Os países do Mercosul estão formulando um acordo de livre comércio com o Egito. "Quem sabe teremos um acordo pronto ou algo muito bem estruturado em dezembro", disse. Abaixo, os principais trechos da entrevista:
ANBA – Esta é a terceira vez que o senhor vem ao Egito em cerca de um ano. Qual é a razão da nova visita?

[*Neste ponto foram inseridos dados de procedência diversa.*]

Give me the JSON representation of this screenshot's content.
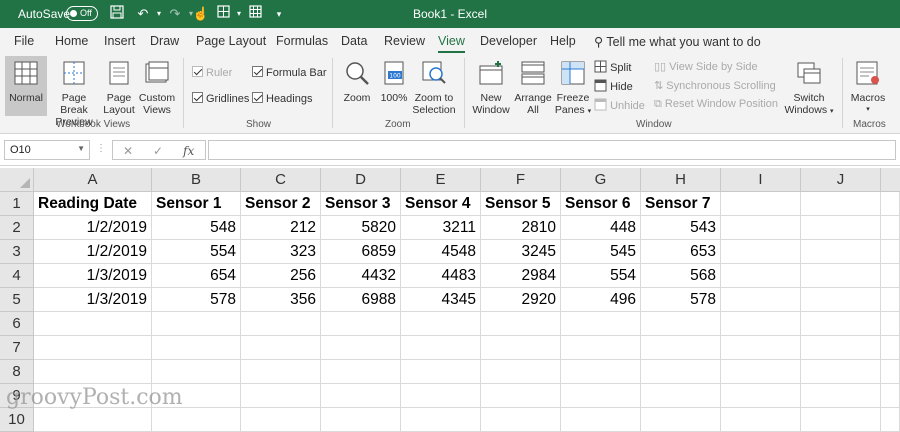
{
  "titlebar": {
    "autosave_label": "AutoSave",
    "autosave_state": "Off",
    "title": "Book1  -  Excel",
    "bg_color": "#217346"
  },
  "menu_tabs": [
    "File",
    "Home",
    "Insert",
    "Draw",
    "Page Layout",
    "Formulas",
    "Data",
    "Review",
    "View",
    "Developer",
    "Help"
  ],
  "active_tab": "View",
  "tell_me": "Tell me what you want to do",
  "ribbon": {
    "workbook_views": {
      "label": "Workbook Views",
      "normal": "Normal",
      "page_break_1": "Page Break",
      "page_break_2": "Preview",
      "page_layout_1": "Page",
      "page_layout_2": "Layout",
      "custom_1": "Custom",
      "custom_2": "Views"
    },
    "show": {
      "label": "Show",
      "ruler": "Ruler",
      "formula_bar": "Formula Bar",
      "gridlines": "Gridlines",
      "headings": "Headings"
    },
    "zoom": {
      "label": "Zoom",
      "zoom": "Zoom",
      "hundred": "100%",
      "zoom_sel_1": "Zoom to",
      "zoom_sel_2": "Selection"
    },
    "window": {
      "label": "Window",
      "new_1": "New",
      "new_2": "Window",
      "arrange_1": "Arrange",
      "arrange_2": "All",
      "freeze_1": "Freeze",
      "freeze_2": "Panes",
      "split": "Split",
      "hide": "Hide",
      "unhide": "Unhide",
      "side_by_side": "View Side by Side",
      "sync_scroll": "Synchronous Scrolling",
      "reset_pos": "Reset Window Position",
      "switch_1": "Switch",
      "switch_2": "Windows"
    },
    "macros": {
      "label": "Macros",
      "macros": "Macros"
    }
  },
  "formula_bar": {
    "name_box": "O10",
    "cancel": "✕",
    "enter": "✓",
    "fx": "fx",
    "value": ""
  },
  "columns": [
    "A",
    "B",
    "C",
    "D",
    "E",
    "F",
    "G",
    "H",
    "I",
    "J"
  ],
  "rows": [
    "1",
    "2",
    "3",
    "4",
    "5",
    "6",
    "7",
    "8",
    "9",
    "10"
  ],
  "sheet": {
    "headers": [
      "Reading Date",
      "Sensor 1",
      "Sensor 2",
      "Sensor 3",
      "Sensor 4",
      "Sensor 5",
      "Sensor 6",
      "Sensor 7"
    ],
    "data": [
      [
        "1/2/2019",
        "548",
        "212",
        "5820",
        "3211",
        "2810",
        "448",
        "543"
      ],
      [
        "1/2/2019",
        "554",
        "323",
        "6859",
        "4548",
        "3245",
        "545",
        "653"
      ],
      [
        "1/3/2019",
        "654",
        "256",
        "4432",
        "4483",
        "2984",
        "554",
        "568"
      ],
      [
        "1/3/2019",
        "578",
        "356",
        "6988",
        "4345",
        "2920",
        "496",
        "578"
      ]
    ]
  },
  "watermark": "groovyPost.com"
}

Celso Amorim – Vim ao Egito, antes de qualquer coisa, para transmitir o convite do presidente Lula (Luiz Inácio Lula da Silva), ao presidente (do Egito), Hosni Mubarak, para que seja o convidado especial da Cúpula do Mercosul, que deve acontecer em dezembro. Nós também estamos trabalhando com muito interesse no projeto da Cúpula dos países Árabes e a América do Sul. E como esta reunião do Cairo está estruturada com a presença de todos os ministros de relações exteriores árabes, nos pareceu uma boa oportunidade para encontrá-los. Eu participei de uma sessão de trabalho sobre a Cúpula América do Sul/Mundo Árabe. A reunião permitiu um melhor diálogo entre nós. Enfim, todos já haviam reagido de maneira positiva sobre a idéia da Cúpula, mas agora começamos a tratar de coisas mais específicas, como as datas, a agenda da reunião, o processo preparatório. E eu saio daqui ainda mais otimista, achando que conseguiremos realizá-la em dezembro, como previsto.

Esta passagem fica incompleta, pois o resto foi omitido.